That dreaded envelope, email, text message or however you receive it. The day your energy bills arrive seems to come around all too quickly. There’s nothing we can do about that, but what about if you could reduce the amount of pain it brings every month? There are hundreds of ways that you can reduce the size of your energy bills but there are a few that are more beneficial than the rest. Surprisingly, despite it being the number one money saver when it comes to energy bills, a surprising amount of people are still not switching their energy tariffs. People complain every time their bills comes around about it being too expensive, but the likeliness is that they are on the most expensive, standard variable tariff that their supplier has to offer! What not buy some thermal curtains? Or what are they other options that you need to consider? Read on to find out.
Switch your energy supplier!
How much can you actually save?
Many people are sceptical about the amounts of money that they can actually save when it comes to their energy bills; switching your energy tariff is without a doubt the number one way that you can save noticeable and potentially life changing amounts of money on your gas and electricity bills. Each energy supplier across Great Britain has a completely different pricing structure and sources their energy through different methods, meaning there is a pretty large price disparity across the board. It is your job to choose not only the cheapest, but the most suitable for your household. There are many variables that affect the price of your quotation, such as your postcode. Because of distribution charges and static costs imposed by local distribution networks, prices can vary pretty largely depending on where your property is located. For example, Scottish Power prices in Edinburgh and Glasgow are much more expensive than they are in Newcastle, despite it being just down the road.
Just to illustrate the real difference that you could see between the most expensive and the cheapest tariff on the market, here is an example:
Usage: 12,500 kWh of Gas
3,100 kWh of electricity
Payment: Direct debit
Tariff 1 – Bulb’s ‘Vari-Fair’
Electricity – £389.15 per year
Gas – £447.58 per year
Total – £836.73 per year (£69.73 per month)
Tariff 2 – Co-operative Energy’s ‘Green Pioneer’
Electricity – £617.68
Gas – £553.76
Total – £1,171.44 per year (£97.62 per month)
As you can see above, there really is a huge difference between the two ends of the spectrum.
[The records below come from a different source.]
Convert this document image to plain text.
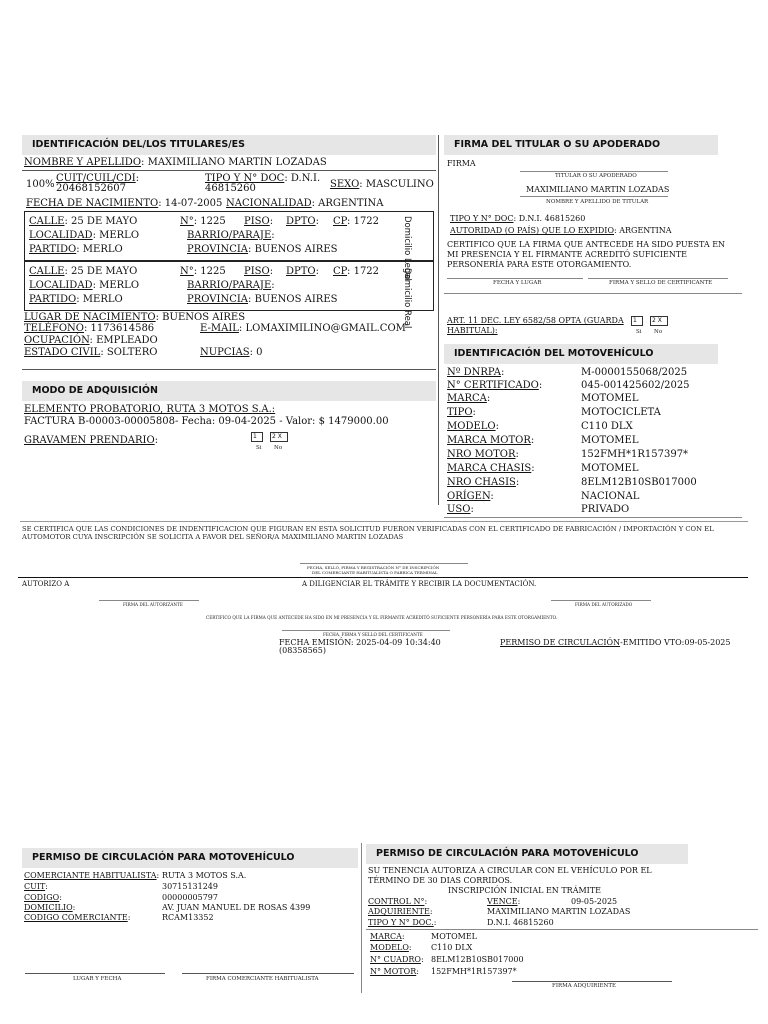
IDENTIFICACIÓN DEL/LOS TITULARES/ES
NOMBRE Y APELLIDO: MAXIMILIANO MARTIN LOZADAS
100%
CUIT/CUIL/CDI:
20468152607
TIPO Y N° DOC: D.N.I.
46815260	SEXO: MASCULINO
FECHA DE NACIMIENTO: 14-07-2005 NACIONALIDAD: ARGENTINA
CALLE: 25 DE MAYO	N°: 1225 PISO: DPTO: CP: 1722
LOCALIDAD: MERLO	BARRIO/PARAJE:
PARTIDO: MERLO	PROVINCIA: BUENOS AIRES	Domicilio Legal
CALLE: 25 DE MAYO	N°: 1225 PISO: DPTO: CP: 1722
LOCALIDAD: MERLO	BARRIO/PARAJE:
PARTIDO: MERLO	PROVINCIA: BUENOS AIRES	Domicilio Real
LUGAR DE NACIMIENTO: BUENOS AIRES
TELÉFONO: 1173614586	E-MAIL: LOMAXIMILINO@GMAIL.COM
OCUPACIÓN: EMPLEADO
ESTADO CIVIL: SOLTERO	NUPCIAS: 0
MODO DE ADQUISICIÓN
ELEMENTO PROBATORIO, RUTA 3 MOTOS S.A.:
FACTURA B-00003-00005808- Fecha: 09-04-2025 - Valor: $ 1479000.00
GRAVAMEN PRENDARIO:	1	2 X
Si No
FIRMA DEL TITULAR O SU APODERADO
FIRMA
TITULAR O SU APODERADO
MAXIMILIANO MARTIN LOZADAS
NOMBRE Y APELLIDO DE TITULAR
TIPO Y N° DOC: D.N.I. 46815260
AUTORIDAD (O PAÍS) QUE LO EXPIDIO: ARGENTINA
CERTIFICO QUE LA FIRMA QUE ANTECEDE HA SIDO PUESTA EN MI PRESENCIA Y EL FIRMANTE ACREDITÓ SUFICIENTE PERSONERÍA PARA ESTE OTORGAMIENTO.
FECHA Y LUGAR	FIRMA Y SELLO DE CERTIFICANTE
ART. 11 DEC. LEY 6582/58 OPTA (GUARDA HABITUAL):
1	2 X
Si No
IDENTIFICACIÓN DEL MOTOVEHÍCULO
Nº DNRPA:	M-0000155068/2025
N° CERTIFICADO:	045-001425602/2025
MARCA:	MOTOMEL
TIPO:	MOTOCICLETA
MODELO:	C110 DLX
MARCA MOTOR:	MOTOMEL
NRO MOTOR:	152FMH*1R157397*
MARCA CHASIS:	MOTOMEL
NRO CHASIS:	8ELM12B10SB017000
ORÍGEN:	NACIONAL
USO:	PRIVADO
SE CERTIFICA QUE LAS CONDICIONES DE INDENTIFICACION QUE FIGURAN EN ESTA SOLICITUD FUERON VERIFICADAS CON EL CERTIFICADO DE FABRICACIÓN / IMPORTACIÓN Y CON EL AUTOMOTOR CUYA INSCRIPCIÓN SE SOLICITA A FAVOR DEL SEÑOR/A MAXIMILIANO MARTIN LOZADAS
FECHA, SELLO, FIRMA Y REGISTRACIÓN N° DE INSCRIPCIÓN
DEL COMERCIANTE HABITUALISTA O FABRICA TERMINAL
AUTORIZO A	A DILIGENCIAR EL TRÁMITE Y RECIBIR LA DOCUMENTACIÓN.
FIRMA DEL AUTORIZANTE	FIRMA DEL AUTORIZADO
CERTIFICO QUE LA FIRMA QUE ANTECEDE HA SIDO EN MI PRESENCIA Y EL FIRMANTE ACREDITÓ SUFICIENTE PERSONERÍA PARA ESTE OTORGAMIENTO.
FECHA, FIRMA Y SELLO DEL CERTIFICANTE
FECHA EMISIÓN: 2025-04-09 10:34:40
(08358565)
PERMISO DE CIRCULACIÓN-EMITIDO VTO:09-05-2025
PERMISO DE CIRCULACIÓN PARA MOTOVEHÍCULO
COMERCIANTE HABITUALISTA: RUTA 3 MOTOS S.A.
CUIT:	30715131249
CODIGO:	00000005797
DOMICILIO:	AV. JUAN MANUEL DE ROSAS 4399
CODIGO COMERCIANTE:	RCAM13352
LUGAR Y FECHA	FIRMA COMERCIANTE HABITUALISTA
PERMISO DE CIRCULACIÓN PARA MOTOVEHÍCULO
SU TENENCIA AUTORIZA A CIRCULAR CON EL VEHÍCULO POR EL TÉRMINO DE 30 DIAS CORRIDOS.
INSCRIPCIÓN INICIAL EN TRÁMITE
CONTROL N°:	VENCE:	09-05-2025
ADQUIRIENTE:	MAXIMILIANO MARTIN LOZADAS
TIPO Y N° DOC.:	D.N.I. 46815260
MARCA:	MOTOMEL
MODELO: C110 DLX
N° CUADRO: 8ELM12B10SB017000
N° MOTOR: 152FMH*1R157397*
FIRMA ADQUIRIENTE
Bear in mind that these are both variable tariffs with 100% renewable energy, meaning that the products are exactly the same, but have a £334.71 price difference per year. If you’d rather pay the extra, then that’s fine, but if you’d like to save some serious cash, carry on reading!
How do you switch?
There are a number of ways that you can switch nowadays. Today the most popular is by using a comparison engine. This is predominantly carried out online, in which you input your information, such as postcode, meter type, payment method and a couple of other things. The website will then show you the cheapest offers currently available to you in an easy to understand manner, allowing you to proceed with the switch without any stress. The rest is carried out by the comparison company themselves. Alternatively, if you prefer to speak with someone directly, some comparison services have a telephone option, which is definitely the best option for people who have never switched before so that the sales agent can talk you through the process and your options.
If you have an idea of who you’d like to be with already, you can directly call the energy supplier for details about their current offers. You can, like the comparison websites, also use their websites to directly sign up for a contract, which works on exactly the same basis. Whichever method you choose to switch your energy tariff, it should not be too complicated.
Finding the right tariff
When you begin your search for a new energy tariff, it can be as easy as you want it to be. But if you want to think about the bigger picture and the potential snags that you could hit along the road, here are a couple of things that you might want to think about:
- Fixed or variable – Do you want to protect yourself from the potential rises but risk having to pay an exit fee if you cancel your contract early? Do you want complete flexibility but potentially see an increase in your tariff price?
- Standing charge – Do you have a seldom occupied second home? You may want to look into a 0p standing charge tariff so you’re not paying anything when you’re not in it.
- Green or standard – Do you want to sign up for a 100% renewable electricity tariff? Sometimes these can be a little bit more expensive, but not always.
- Multiple companies – Sometimes you may find that adding two tariffs together from separate companies turns out cheaper than dual fuel through one, but this is much more complicated when you want to switch and when you encounter issues. You may also have two different termination dates and two different billing cycles.
- Customer service – Do your research into the customer service reputation of the company you’re interested in. Big companies are prone to errors, and you need to make sure that your new supplier will resolve your issue as efficiently as possible.
Reduce your consumption
Finally, to round off your money saving mission, here are a few different energy saving tips that you could implement in your home to further extend the savings after you’ve switched to a new tariff:
- Switch off lights and appliances when they are not in use.
- Unplug items that are always plugged in and seldom used. They are still consuming electricity even when they’re not on.
- Switch your older light bulbs to LEDs and reduce your lighting consumption by up to 90%.
- Wait until you have a full load of washing or dishes to put in your washing machine and dishwasher.
- Don’t use a clothes dryer. Always hang your clothes to dry either outside or on a clothes horse.
- Every degree by which you turn down your thermostat you save noticeable amounts of money.
- In rooms that you don’t need heating, turn off your radiators by the valve.